Maxi-operazione antimafia all'alba, 29 arresti per usura

Sgominato clan legato ai casalesi con 100 imprese nel mirino. Due arresti anche a Verona e Cerea

Un'organizzazione mafiosa collegata al clan camorristico dei "casalesi" è stata sgominata dai carabinieri di Vicenza e dalla Direzione investigativa antimafia di Padova che stanno eseguendo, dalle prime ore dell'alba, 29 provvedimenti restrittivi in Veneto, Lombardia, Sardegna, Campania e Puglia. Gli indagati sono accusati di usura ed estorsione nei confronti di centinaia di imprenditori soprattutto nel nord Italia. Nel mirino però non mancavano imprenditori del Mezzogiorno e del centro Italia. Dodici le province in cui, contemporaneamente, è scattato il blitz. In Veneto i militari sono stati mobilitati a Verona, per due arresti, e a Padova e Rovigo.

II primo a finire in manette, durante i controlli
nel Veronese dei carabinieri, è stato Federico Turrini, 35enne pregiudicato per estersione e stalking e residente a Cerea in via Ferramosche. Dagli accertamenti è emerso che Turrini era titolare di due imprese adiacenti alla sua abitazione alle quali, probabilmente, faceva da prestanome. Al momento dell'irruzione dei militari, il 35enne si trovava agli arresti domiciliari e si poteva allontanare da Cerea solamente per recarsi al lavoro alla cooperativa di Verona dove era impiegato come operaio mulettista. I carabinieri del Comando provinciale di Verona sono intervenuti alle 5, invece, in via Mastino della Scala per fermare Gabriele Marostica, agente di commercio di 55 anni con piccoli precedenti di polizia giudiziaria. A differenza di Turrini, accusato di favoreggiamento, la posizione del rappresentante si farebbe più pesante. A lui si applicherebbe la condanna più pesante, quella stabilita dall'articolo 416 del codice penale, per "associazione a delinquere". Secondo gli inquirenti, Marostica, già vittima a sua volta di estorsione, avrebbe procacciato altri imprenditori di piccolo e medio livello che navigavano in cattive acque per "ammorbidire" la sua posizione nei confronti degli usurai.

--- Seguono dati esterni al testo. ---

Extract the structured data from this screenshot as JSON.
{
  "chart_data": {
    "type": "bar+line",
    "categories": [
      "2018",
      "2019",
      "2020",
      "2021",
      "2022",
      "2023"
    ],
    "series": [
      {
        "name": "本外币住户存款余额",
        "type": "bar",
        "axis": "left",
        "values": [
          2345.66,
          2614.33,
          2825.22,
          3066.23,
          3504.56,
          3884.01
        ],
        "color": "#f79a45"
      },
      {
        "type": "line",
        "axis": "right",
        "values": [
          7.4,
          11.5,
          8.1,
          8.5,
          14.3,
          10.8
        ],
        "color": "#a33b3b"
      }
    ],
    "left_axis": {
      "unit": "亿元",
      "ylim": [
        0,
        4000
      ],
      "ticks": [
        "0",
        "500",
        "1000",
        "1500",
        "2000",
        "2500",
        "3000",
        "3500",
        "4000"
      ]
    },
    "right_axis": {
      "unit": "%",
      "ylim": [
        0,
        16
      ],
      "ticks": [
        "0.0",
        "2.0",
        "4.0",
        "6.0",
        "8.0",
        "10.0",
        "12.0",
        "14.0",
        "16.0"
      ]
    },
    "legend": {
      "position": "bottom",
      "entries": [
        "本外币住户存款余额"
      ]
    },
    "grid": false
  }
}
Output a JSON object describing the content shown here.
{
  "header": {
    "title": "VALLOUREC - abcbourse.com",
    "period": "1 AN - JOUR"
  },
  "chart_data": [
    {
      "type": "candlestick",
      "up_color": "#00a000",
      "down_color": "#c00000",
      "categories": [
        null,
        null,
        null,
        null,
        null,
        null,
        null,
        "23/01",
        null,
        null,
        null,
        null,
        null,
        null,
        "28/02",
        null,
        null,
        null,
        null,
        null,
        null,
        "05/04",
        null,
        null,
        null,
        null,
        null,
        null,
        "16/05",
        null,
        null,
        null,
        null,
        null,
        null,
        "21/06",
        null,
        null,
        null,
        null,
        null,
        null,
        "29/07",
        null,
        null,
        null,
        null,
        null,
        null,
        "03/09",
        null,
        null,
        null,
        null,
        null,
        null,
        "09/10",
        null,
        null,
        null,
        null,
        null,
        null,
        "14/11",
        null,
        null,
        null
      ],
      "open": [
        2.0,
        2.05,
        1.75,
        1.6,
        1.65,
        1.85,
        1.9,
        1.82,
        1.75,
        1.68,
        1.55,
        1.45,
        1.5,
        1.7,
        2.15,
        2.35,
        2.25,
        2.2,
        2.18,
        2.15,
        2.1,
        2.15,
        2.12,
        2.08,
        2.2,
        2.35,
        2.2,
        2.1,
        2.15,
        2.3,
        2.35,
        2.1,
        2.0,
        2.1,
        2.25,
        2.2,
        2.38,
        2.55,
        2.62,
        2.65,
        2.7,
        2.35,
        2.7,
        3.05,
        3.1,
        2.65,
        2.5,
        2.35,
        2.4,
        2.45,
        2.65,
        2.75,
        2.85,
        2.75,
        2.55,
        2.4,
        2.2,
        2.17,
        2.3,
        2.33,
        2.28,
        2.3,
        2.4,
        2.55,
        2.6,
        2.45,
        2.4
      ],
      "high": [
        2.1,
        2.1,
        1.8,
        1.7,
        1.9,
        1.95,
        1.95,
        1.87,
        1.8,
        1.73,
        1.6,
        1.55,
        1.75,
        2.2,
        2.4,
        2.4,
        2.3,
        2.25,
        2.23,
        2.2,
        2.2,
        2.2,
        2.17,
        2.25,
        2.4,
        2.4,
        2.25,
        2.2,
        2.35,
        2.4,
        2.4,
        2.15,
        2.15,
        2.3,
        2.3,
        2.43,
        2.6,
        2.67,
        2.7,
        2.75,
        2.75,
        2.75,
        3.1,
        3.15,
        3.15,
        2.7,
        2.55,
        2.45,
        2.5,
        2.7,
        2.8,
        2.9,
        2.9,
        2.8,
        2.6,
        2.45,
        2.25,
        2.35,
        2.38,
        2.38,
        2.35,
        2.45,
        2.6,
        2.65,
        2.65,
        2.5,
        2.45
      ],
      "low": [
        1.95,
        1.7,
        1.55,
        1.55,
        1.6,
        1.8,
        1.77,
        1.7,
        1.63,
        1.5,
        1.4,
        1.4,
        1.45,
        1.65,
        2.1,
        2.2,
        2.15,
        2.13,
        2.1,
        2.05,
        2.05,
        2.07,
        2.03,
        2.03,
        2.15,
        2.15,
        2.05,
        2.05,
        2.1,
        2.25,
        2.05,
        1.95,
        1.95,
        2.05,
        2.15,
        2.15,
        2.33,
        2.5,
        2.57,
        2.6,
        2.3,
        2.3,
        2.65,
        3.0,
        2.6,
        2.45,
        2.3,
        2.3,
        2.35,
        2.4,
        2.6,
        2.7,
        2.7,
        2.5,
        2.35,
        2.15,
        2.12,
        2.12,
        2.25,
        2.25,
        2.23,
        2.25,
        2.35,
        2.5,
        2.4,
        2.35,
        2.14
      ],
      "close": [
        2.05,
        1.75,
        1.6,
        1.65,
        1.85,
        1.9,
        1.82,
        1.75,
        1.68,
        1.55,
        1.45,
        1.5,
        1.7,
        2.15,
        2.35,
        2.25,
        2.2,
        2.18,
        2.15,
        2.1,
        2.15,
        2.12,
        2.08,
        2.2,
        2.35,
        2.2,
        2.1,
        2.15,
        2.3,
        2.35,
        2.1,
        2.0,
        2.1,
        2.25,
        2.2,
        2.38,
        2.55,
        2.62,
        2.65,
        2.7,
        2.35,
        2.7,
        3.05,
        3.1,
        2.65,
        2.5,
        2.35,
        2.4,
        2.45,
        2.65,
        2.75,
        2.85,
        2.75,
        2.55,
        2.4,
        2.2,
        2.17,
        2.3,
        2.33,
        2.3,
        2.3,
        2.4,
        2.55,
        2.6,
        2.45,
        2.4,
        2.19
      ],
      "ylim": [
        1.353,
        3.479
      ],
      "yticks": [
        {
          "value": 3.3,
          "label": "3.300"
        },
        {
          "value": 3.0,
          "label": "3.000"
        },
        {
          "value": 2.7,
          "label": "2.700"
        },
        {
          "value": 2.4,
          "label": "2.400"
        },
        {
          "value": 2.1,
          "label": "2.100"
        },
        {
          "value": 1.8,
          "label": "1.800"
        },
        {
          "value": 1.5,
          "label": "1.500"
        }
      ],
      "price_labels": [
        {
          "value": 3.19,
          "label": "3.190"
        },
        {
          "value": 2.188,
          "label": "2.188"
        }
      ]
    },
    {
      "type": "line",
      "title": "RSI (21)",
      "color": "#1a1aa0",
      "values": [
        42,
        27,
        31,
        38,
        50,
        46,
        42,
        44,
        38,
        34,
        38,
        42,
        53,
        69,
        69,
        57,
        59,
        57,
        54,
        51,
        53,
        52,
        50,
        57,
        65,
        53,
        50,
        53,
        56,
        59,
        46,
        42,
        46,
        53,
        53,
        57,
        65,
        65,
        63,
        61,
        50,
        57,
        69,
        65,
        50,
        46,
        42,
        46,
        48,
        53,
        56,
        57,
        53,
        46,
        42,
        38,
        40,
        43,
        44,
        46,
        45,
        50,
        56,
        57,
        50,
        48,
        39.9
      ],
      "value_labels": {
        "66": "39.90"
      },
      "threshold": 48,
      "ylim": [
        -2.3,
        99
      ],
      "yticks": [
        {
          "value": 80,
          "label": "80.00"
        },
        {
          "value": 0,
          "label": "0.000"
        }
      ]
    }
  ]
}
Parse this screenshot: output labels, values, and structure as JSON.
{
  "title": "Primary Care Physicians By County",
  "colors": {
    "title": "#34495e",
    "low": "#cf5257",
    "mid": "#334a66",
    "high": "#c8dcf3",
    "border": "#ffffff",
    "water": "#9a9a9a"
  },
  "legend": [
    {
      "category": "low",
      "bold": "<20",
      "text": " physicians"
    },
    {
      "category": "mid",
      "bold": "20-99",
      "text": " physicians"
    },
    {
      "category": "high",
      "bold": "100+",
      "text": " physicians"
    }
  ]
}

L'attività criminosa del "gruppo", resa particolarmente insidiosa dalla delicata congiuntura economica e dal ricorso a modalità violente tipiche dell'associazione mafiosa, si concentrava su soggetti in difficoltà finanziaria, utilizzando come copertura lo schermo legale della società di recupero crediti "Aspide". Da questa base logistica-direzionale, che aveva la sua sede principale a Padova, promanavano le direttive per i sodali sottordinati, venivano pianificate le attività di riscossione e le spedizioni punitive nei confronti dei debitori insolventi. L'organizzazione, armata, gerarchicamente strutturata con distinzione di ruoli operativi, e diretta con spietata determinazione da Mario Crisci, detto "il dottore" erogava crediti a tassi fortemente usurari (fino al 180% annuo) alle vittime, sino a soffocarle, costringendole a cedere le proprie attività economiche o, talvolta, a procacciare per la struttura criminale nuovi ''clienti'' nel tentativo di arginare il proprio debito cresciuto vorticosamente in breve tempo.

Di fronte ai ritardi nel pagamento scattavano brutali pestaggi. Il denaro affluiva nelle "casse" del gruppo tramite l'ingegnoso sistema della carte poste-pay (ricaricate dalle elargizioni delle vittime) in dotazione ai sodali e serviva, inoltre, a distribuire fra di essi i compensi dell'attività criminale (veri e propri stipendi mensili). Parte dei proventi, infine, era destinata a soddisfare le necessità economiche di detenuti affiliati alla camorra e dei loro familiari.